A look back at being brought back: A brief history of CPR

CPR, also known as cardiopulmonary resuscitation, is a simple life-saving technique where one performs chest compressions and ventilations on a person experiencing cardiac arrest to keep blood pumping throughout their body. Each year in the United States, hundreds of thousands of people fall victim to cardiac arrest, a disturbance within the heart’s electrical system that causes it to stop beating. With training, however, CPR can be done by anyone and greatly helps a victim’s chance of survival. According to the American Heart Association, if CPR is done right after someone goes into cardiac arrest, they are at least twice as likely to survive. Although CPR is an effective technique that has saved countless lives, it hasn’t always looked quite like it does today.

One of the earliest known methods of resuscitation can be attributed to a Swiss doctor named Paracelsus who lived in the 1500s. He created the Bellows Method, which involved putting a fireplace bellows into the nose of a victim who had stopped breathing. Once inserted, the bellows would pump air into the victim’s respiratory system in an effort to fill the lungs with air. The process was deeply flawed because many bellows were filled with cinders and the intense gusts of air could damage the victim’s lungs.

In 1732, British physician William Tossach performed the first known instance of mouth-to-mouth resuscitation on a suffocated coal miner. Although Tossach’s method was a success, medical professionals lost confidence in the technique after chemist Carl Wilhelm Scheele discovered oxygen and after scientific knowledge about the respiratory system advanced. As the field of chemistry lunged forward, the evolution of CPR took a step back. Scientists believed that the air transferred during mouth-to-mouth would not be effective since the oxygen transferred to the victim had already passed through the lungs of the person attempting to resuscitate them. 

As the field of chemistry lunged forward, the evolution of CPR took a step back.

Over a century later in 1856, British physician Marshall Hall created a new revolutionary method for artificial respiration that didn’t include any ventilations. Hall’s technique involved turning a victim from their back to their side to increase the size of the chest cavity, followed by applying pressure to the chest to release air. Although it was effective, the method was modified and improved two years later in 1858 by physician Henry Silvester. In Silvester’s method, a victim lay on the back rather than the side, and their arms were raised above their head. This expanded the chest and allowed air to flow into the lungs before their arms were crossed and pressed against their chest to expel this air. This process became widely accepted as the best way to resuscitate a victim, and versions of it were used throughout the 19th to mid-20th century.

However, while Silvester’s method soared to prominence, the medical community seemed to have largely overlooked some significant breakthroughs in the late 19th century. In 1874, German scientist Moritz Schiff was able to restore blood circulation in a dog after massaging its exposed heart in an open-chest surgery. Just a few years later in 1891, German surgeon Friedrich Maass was successfully able to resuscitate two patients using only external chest compressions. Maass proposed using external compressions in addition to respiratory ventilations for resuscitation, similar to the CPR methods used today, but his methodology was largely ignored for almost 70 years.

In 1956, Austrian anesthesiologist Peter Safar as well as American physicians James Elam and Archer Gordon were able to prove that mouth-to-mouth resuscitation did indeed work and that exhaled air was sufficient in resuscitating a victim. This led to Safar, alongside William Kouwenhoven and James Jude, combining mouth-to-mouth with external chest compressions in 1960. The method was titled “cardiopulmonary resuscitation,” or CPR for short. Countless teaching mannequins called “Resusci Annes” were manufactured for people to practice CPR, and CPR education spread rapidly in the late 20th century via the American Heart Association.

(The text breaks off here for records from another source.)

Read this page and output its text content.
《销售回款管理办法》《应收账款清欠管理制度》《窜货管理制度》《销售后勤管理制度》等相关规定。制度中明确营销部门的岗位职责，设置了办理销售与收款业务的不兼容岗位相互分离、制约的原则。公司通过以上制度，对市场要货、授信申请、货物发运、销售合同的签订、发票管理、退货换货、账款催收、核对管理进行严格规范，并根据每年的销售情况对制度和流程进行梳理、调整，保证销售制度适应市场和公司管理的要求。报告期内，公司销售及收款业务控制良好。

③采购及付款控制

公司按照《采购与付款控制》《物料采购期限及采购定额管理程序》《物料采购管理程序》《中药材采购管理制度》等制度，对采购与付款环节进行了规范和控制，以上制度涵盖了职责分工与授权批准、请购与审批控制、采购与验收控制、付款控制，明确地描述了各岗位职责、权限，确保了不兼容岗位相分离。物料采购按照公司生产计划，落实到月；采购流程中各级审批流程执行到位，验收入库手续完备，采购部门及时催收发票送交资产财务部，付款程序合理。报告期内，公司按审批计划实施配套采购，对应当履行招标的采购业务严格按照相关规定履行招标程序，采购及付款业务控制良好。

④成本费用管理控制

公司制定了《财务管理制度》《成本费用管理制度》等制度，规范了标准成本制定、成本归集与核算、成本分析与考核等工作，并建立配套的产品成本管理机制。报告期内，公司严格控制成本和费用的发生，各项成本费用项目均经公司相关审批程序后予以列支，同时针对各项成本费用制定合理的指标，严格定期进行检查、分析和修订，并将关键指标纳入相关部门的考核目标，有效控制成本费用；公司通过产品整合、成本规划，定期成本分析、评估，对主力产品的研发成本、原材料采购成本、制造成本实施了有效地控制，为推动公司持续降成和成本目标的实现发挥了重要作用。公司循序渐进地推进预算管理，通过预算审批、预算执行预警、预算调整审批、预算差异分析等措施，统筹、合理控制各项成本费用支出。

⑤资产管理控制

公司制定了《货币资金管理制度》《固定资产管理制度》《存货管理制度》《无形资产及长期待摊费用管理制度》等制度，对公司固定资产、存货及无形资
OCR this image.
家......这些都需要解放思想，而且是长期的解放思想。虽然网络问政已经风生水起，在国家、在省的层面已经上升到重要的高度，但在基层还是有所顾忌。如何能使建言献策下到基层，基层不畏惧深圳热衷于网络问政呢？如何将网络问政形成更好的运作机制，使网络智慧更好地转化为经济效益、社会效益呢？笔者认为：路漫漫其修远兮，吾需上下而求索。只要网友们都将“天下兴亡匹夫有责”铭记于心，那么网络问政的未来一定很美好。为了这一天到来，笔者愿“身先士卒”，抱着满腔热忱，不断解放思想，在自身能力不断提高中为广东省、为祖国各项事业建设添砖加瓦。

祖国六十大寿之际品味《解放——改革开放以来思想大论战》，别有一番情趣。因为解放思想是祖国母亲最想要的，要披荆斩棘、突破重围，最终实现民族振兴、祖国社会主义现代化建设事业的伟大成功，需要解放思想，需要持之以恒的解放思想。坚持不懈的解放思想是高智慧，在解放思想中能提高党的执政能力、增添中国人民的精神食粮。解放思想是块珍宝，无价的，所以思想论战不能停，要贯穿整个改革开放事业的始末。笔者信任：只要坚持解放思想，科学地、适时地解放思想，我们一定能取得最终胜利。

Every once in a while, it’s important to take a look back and appreciate the efforts of those who discovered and perfected these methods.

The technique used in CPR, aside from some small adjustments, stayed consistent until 2008 when the American Heart Association began to advise hands-only CPR. This switch was incited to avoid the transmission of harmful pathogens that can be spread via mouth-to-mouth. Although medical professionals and emergency responders may still use ventilations with masks and other personal protective equipment, hands-only CPR was promoted for the public as a safe, simple, and effective way to resuscitate a victim of cardiac arrest.

CPR is something that many individuals today take for granted. People tend not to question where it came from, since it’s used in intense situations that require 100 percent of one’s attention to be completely in the moment. Every once in a while, it’s important to take a look back and appreciate the efforts of those who discovered and perfected these methods. After all, their work may one day save your life.